3D Gaussian Splatting (3DGS) is increasingly popular for 3D reconstruction due to its superior visual quality and rendering speed. However, 3DGS training currently occurs on a single GPU, limiting its ability to handle high-resolution and large-scale 3D reconstruction tasks due to memory constraints. We introduce Grendel, a distributed system designed to partition 3DGS parameters and parallelize computation across multiple GPUs. As each Gaussian affects a small, dynamic subset of rendered pixels, Grendel employs sparse all-to-all communication to transfer the necessary Gaussians to pixel partitions and performs dynamic load balancing. Unlike existing 3DGS systems that train using one camera view image at a time, Grendel supports batched training with multiple views. We explore various optimization hyperparameter scaling strategies and find that a simple sqrt(batch size) scaling rule is highly effective. Evaluations using large-scale, high-resolution scenes show that Grendel enhances rendering quality by scaling up 3DGS parameters across multiple GPUs. On the Rubble dataset, we achieve a test PSNR of 27.28 by distributing 40.4 million Gaussians across 16 GPUs, compared to a PSNR of 26.28 using 11.2 million Gaussians on a single GPU.

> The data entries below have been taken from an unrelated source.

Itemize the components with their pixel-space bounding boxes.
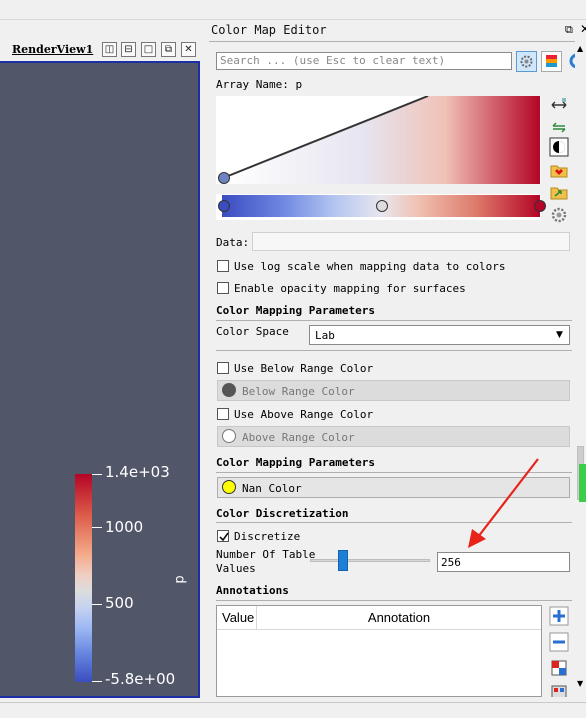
invert-button[interactable] [549,137,569,157]
scalar-bar-label: 1000 [105,518,144,536]
vertical-scrollbar[interactable] [575,42,586,697]
opacity-mapping-label: Enable opacity mapping for surfaces [234,282,466,295]
scrollbar-indicator [579,464,586,502]
table-values-slider-handle[interactable] [338,550,348,571]
divider [216,350,572,351]
remove-annotation-button[interactable] [549,632,569,652]
palette-icon [551,685,567,697]
status-bar [0,702,586,718]
above-range-checkbox-label: Use Above Range Color [234,408,374,421]
column-header-annotation[interactable]: Annotation [257,606,541,630]
scalar-bar-max-label: 1.4e+03 [105,463,170,481]
range-custom-icon [552,122,566,133]
scalar-bar-tick [92,681,102,682]
render-viewport[interactable] [0,61,200,698]
scalar-bar-min-label: -5.8e+00 [105,670,176,688]
maximize-button[interactable]: □ [141,42,156,57]
color-space-label: Color Space [216,325,289,338]
scalar-bar [75,474,92,682]
divider [209,41,575,42]
rescale-custom-range-button[interactable] [549,117,569,137]
below-range-swatch [222,383,236,397]
folder-heart-icon [550,165,568,178]
table-values-label-2: Values [216,562,256,575]
top-toolbar-strip [0,0,586,20]
color-control-point-min[interactable] [218,200,230,212]
gear-icon [520,55,533,68]
scroll-down-icon[interactable]: ▼ [577,679,583,688]
data-value-field[interactable] [252,232,570,251]
above-range-checkbox[interactable] [217,408,229,420]
opacity-editor[interactable] [216,96,541,184]
save-preset-button[interactable] [549,182,569,202]
section-header-mapping-params-2: Color Mapping Parameters [216,456,375,469]
rescale-to-data-range-button[interactable] [549,95,569,115]
annotation-extra-button[interactable] [549,683,569,697]
column-header-value[interactable]: Value [217,606,257,630]
below-range-checkbox[interactable] [217,362,229,374]
close-view-button[interactable]: ✕ [181,42,196,57]
close-panel-icon[interactable]: ✕ [580,22,586,36]
palette-icon [546,55,557,67]
above-range-swatch [222,429,236,443]
section-header-annotations: Annotations [216,584,289,597]
color-control-point-mid[interactable] [376,200,388,212]
opacity-control-point[interactable] [218,172,230,184]
float-panel-icon[interactable]: ⧉ [565,23,573,37]
annotation-data-button[interactable] [549,658,569,678]
color-control-point-max[interactable] [534,200,546,212]
color-space-select[interactable]: Lab [309,325,570,345]
below-range-color-label: Below Range Color [242,385,355,398]
splitter[interactable] [204,20,208,702]
minus-icon [549,632,569,652]
split-horizontal-button[interactable]: ◫ [102,42,117,57]
add-annotation-button[interactable] [549,606,569,626]
checkmark-icon [219,532,229,542]
scalar-bar-label: 500 [105,594,134,612]
advanced-settings-button[interactable] [516,51,537,72]
below-range-checkbox-label: Use Below Range Color [234,362,374,375]
array-name-label: Array Name: p [216,78,303,91]
settings-button[interactable] [549,205,569,225]
scalar-bar-tick [92,474,102,475]
scroll-up-icon[interactable]: ▲ [577,44,583,53]
table-values-label: Number Of Table [216,548,316,561]
range-arrows-icon [551,98,567,109]
above-range-color-label: Above Range Color [242,431,355,444]
divider [216,320,572,321]
invert-icon [549,137,569,157]
plus-icon [549,606,569,626]
table-values-slider-track[interactable] [310,559,430,562]
gear-icon [551,207,567,223]
choose-preset-button[interactable] [549,160,569,180]
section-header-discretization: Color Discretization [216,507,349,520]
discretize-checkbox[interactable] [217,530,229,542]
nan-color-swatch [222,480,236,494]
opacity-mapping-checkbox[interactable] [217,282,229,294]
table-grid-icon [551,660,567,676]
presets-button[interactable] [541,51,562,72]
log-scale-label: Use log scale when mapping data to color… [234,260,506,273]
search-input[interactable]: Search ... (use Esc to clear text) [216,52,512,70]
split-vertical-button[interactable]: ⊟ [121,42,136,57]
scalar-bar-tick [92,604,102,605]
section-header-mapping-params: Color Mapping Parameters [216,304,375,317]
panel-title: Color Map Editor [211,23,327,37]
folder-arrow-icon [550,187,568,200]
discretize-label: Discretize [234,530,301,543]
data-label: Data: [216,236,250,249]
chevron-down-icon[interactable]: ▼ [556,330,563,340]
divider [216,600,572,601]
undock-button[interactable]: ⧉ [161,42,176,57]
scalar-bar-tick [92,527,102,528]
log-scale-checkbox[interactable] [217,260,229,272]
scalar-bar-title: p [172,575,188,584]
render-view-title[interactable]: RenderView1 [12,43,93,56]
nan-color-label: Nan Color [242,482,302,495]
table-values-input[interactable]: 256 [437,552,570,572]
annotation-arrow [468,458,539,548]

3D高斯散射(3DGS)由于其卓越的视觉质量和渲染速度,越来越受到3D重建的青睐。然而,目前3DGS的训练仅在单个GPU上进行,由于内存限制,这限制了其处理高分辨率和大规模3D重建任务的能力。我们引入了Grendel,这是一个分布式系统,旨在将3DGS参数进行分区并跨多个GPU并行计算。由于每个高斯只影响一小部分动态变化的渲染像素,Grendel采用稀疏全互联通信来传输必要的高斯到像素分区,并执行动态负载平衡。与现有的3DGS系统不同,这些系统一次只训练一个相机视图图像,Grendel支持使用多个视图的批量训练。我们探索了各种优化超参数缩放策略,并发现简单的sqrt(批量大小)缩放规则非常有效。在使用大规模高分辨率场景的评估中显示,Grendel通过在多个GPU上扩展3DGS参数,提高了渲染质量。在Rubble数据集上,我们通过在16个GPU上分布4040万个高斯达到了27.28的测试PSNR,相比之下,在单个GPU上使用1120万个高斯的PSNR为26.28。